According to victims, they did not experience the abuse as awful when it happened because most simply did not understand clearly the meaning or significance of the sexual behaviors they were engaging in. That being said, at some point later on in life, they do. Over time, the “cloak of innocence lifted,” as one victim described it. Victims reconceptualized the formerly “confusing and weird experiences” and understood them for what they were—sexual in nature and clearly wrong. Only at this point—when the sexual abuse is fully apprehended—does it begin to damage victims.

Shame

Today, victims need to hear the truth. This requires us all to highlight publicly the true dynamics of sexual abuse—to expose the painful reality that most victims care for and trust the perpetrator (before, and sometimes during and after, they are abused), that they do not really understand the nature of what is being asked of them, that they feel they are receiving love and attention, that it does not hurt and sometimes feels good, and that, for all these reasons, participation is common.

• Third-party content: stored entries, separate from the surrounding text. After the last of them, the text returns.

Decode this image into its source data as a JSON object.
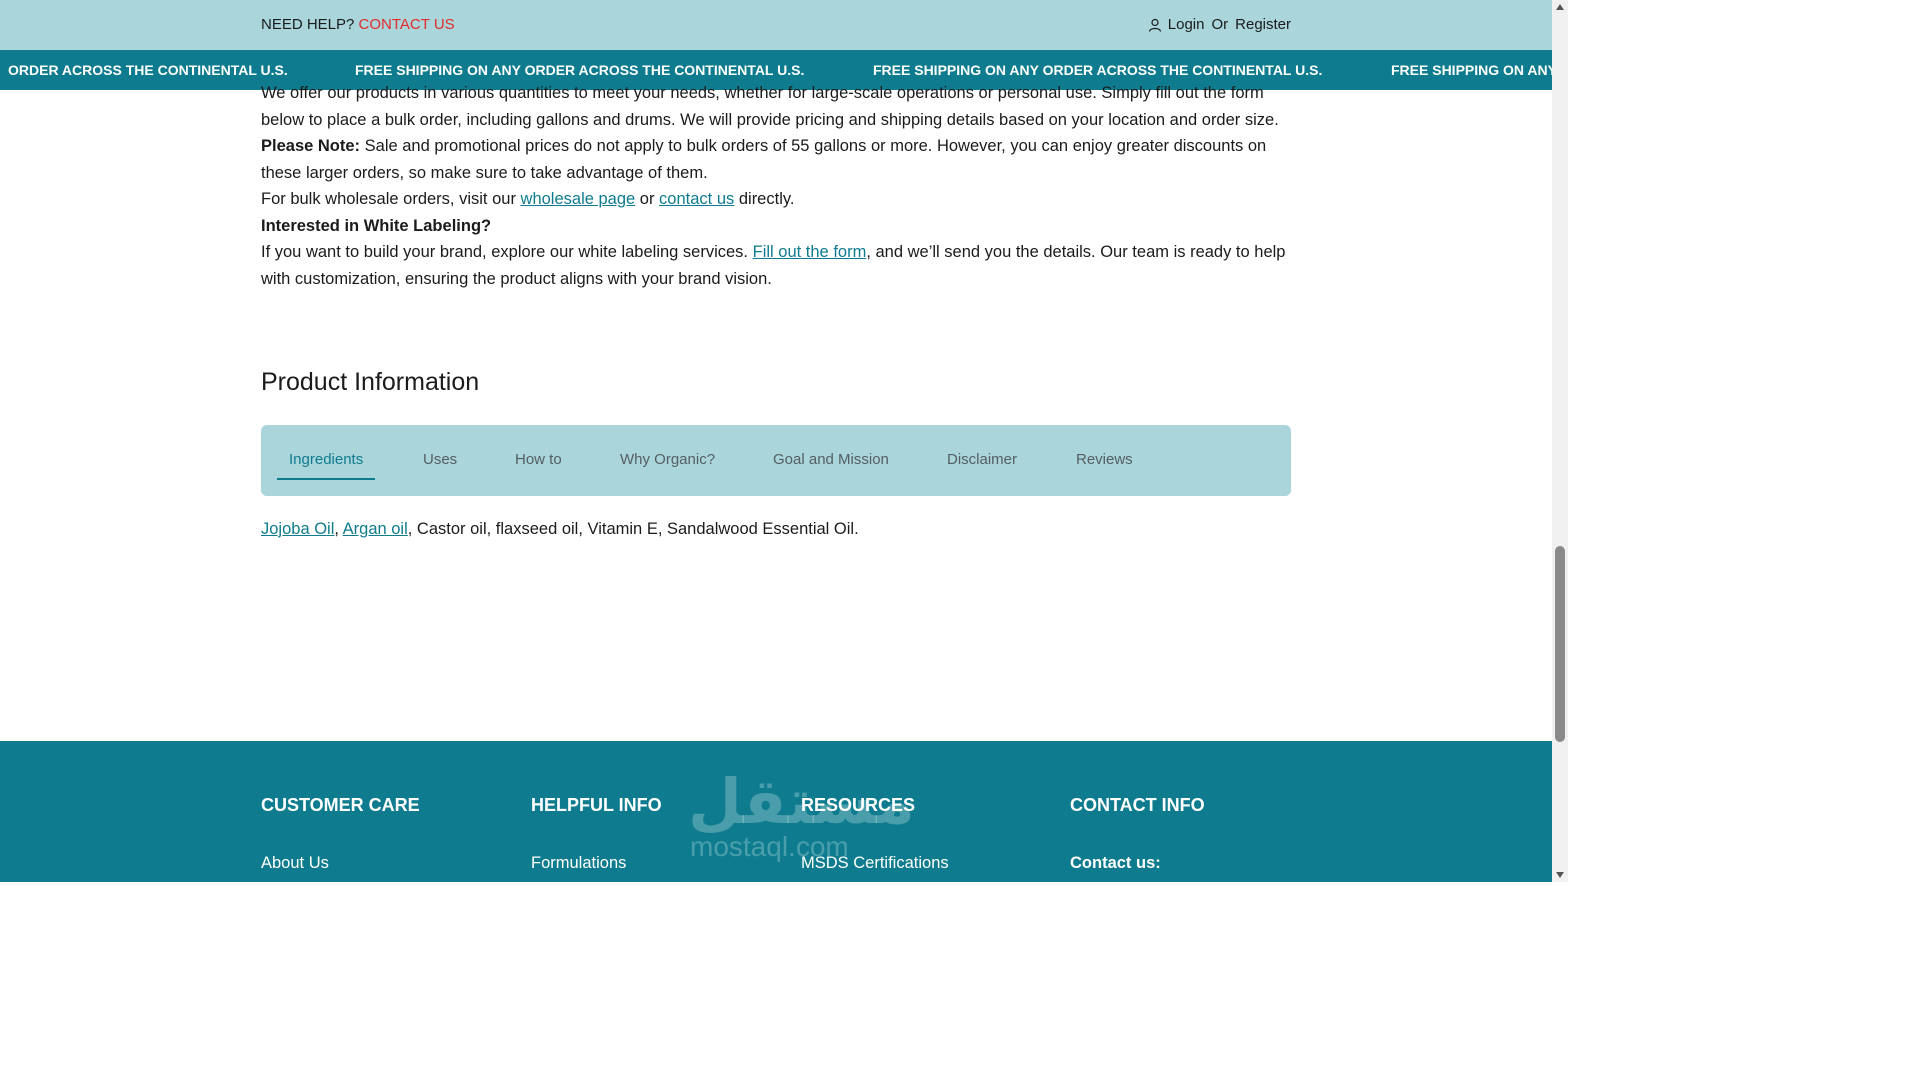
{
  "topbar": {
    "help_label": "NEED HELP?",
    "contact_label": "CONTACT US",
    "login_label": "Login",
    "or_label": "Or",
    "register_label": "Register"
  },
  "marquee": {
    "items": [
      "ORDER ACROSS THE CONTINENTAL U.S.",
      "FREE SHIPPING ON ANY ORDER ACROSS THE CONTINENTAL U.S.",
      "FREE SHIPPING ON ANY ORDER ACROSS THE CONTINENTAL U.S.",
      "FREE SHIPPING ON ANY"
    ]
  },
  "content": {
    "para1": "We offer our products in various quantities to meet your needs, whether for large-scale operations or personal use. Simply fill out the form below to place a bulk order, including gallons and drums. We will provide pricing and shipping details based on your location and order size.",
    "note_label": "Please Note:",
    "note_text": " Sale and promotional prices do not apply to bulk orders of 55 gallons or more. However, you can enjoy greater discounts on these larger orders, so make sure to take advantage of them.",
    "bulk_prefix": "For bulk wholesale orders, visit our ",
    "wholesale_link": "wholesale page",
    "bulk_or": " or ",
    "contact_link": "contact us",
    "bulk_suffix": " directly.",
    "white_label_title": "Interested in White Labeling?",
    "white_prefix": "If you want to build your brand, explore our white labeling services. ",
    "form_link": "Fill out the form",
    "white_suffix": ", and we’ll send you the details. Our team is ready to help with customization, ensuring the product aligns with your brand vision."
  },
  "product_info": {
    "title": "Product Information",
    "tabs": [
      {
        "label": "Ingredients",
        "active": true
      },
      {
        "label": "Uses"
      },
      {
        "label": "How to"
      },
      {
        "label": "Why Organic?"
      },
      {
        "label": "Goal and Mission"
      },
      {
        "label": "Disclaimer"
      },
      {
        "label": "Reviews"
      }
    ],
    "ingredients": {
      "link1": "Jojoba Oil",
      "sep1": ", ",
      "link2": "Argan oil",
      "rest": ", Castor oil, flaxseed oil, Vitamin E, Sandalwood Essential Oil."
    }
  },
  "footer": {
    "columns": [
      {
        "title": "CUSTOMER CARE",
        "first_link": "About Us"
      },
      {
        "title": "HELPFUL INFO",
        "first_link": "Formulations"
      },
      {
        "title": "RESOURCES",
        "first_link": "MSDS Certifications"
      },
      {
        "title": "CONTACT INFO",
        "first_link": "Contact us:"
      }
    ],
    "watermark_arabic": "مستقل",
    "watermark_latin": "mostaql.com"
  },
  "colors": {
    "topbar_bg": "#a9d5db",
    "brand_teal": "#0e7c8e",
    "contact_red": "#e32b2b"
  }
}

Once exposed to the truth about how victims feel and behave during sexual abuse, victims need to hear, loudly and clearly, why they were not at fault. We cannot accomplish this with platitudes or blanket statements like “You were not to blame” or “It was done against your will.” They consented not because they were forced to but because they did not understand enough not to. And victims need to know that this is normal.

In short, in order to help victims feel less stigmatized in the aftermath of sexual abuse, we must all communicate that they were helpless victims—not, as the trauma model portrays them, literally helpless but metaphorically helpless, victims of their own level of development.

This information needs to be highlighted in the form of prevention campaigns, books, websites, and other culturally accessible outlets. Until that happens, victims will continue to feel alone, guilty, and ashamed.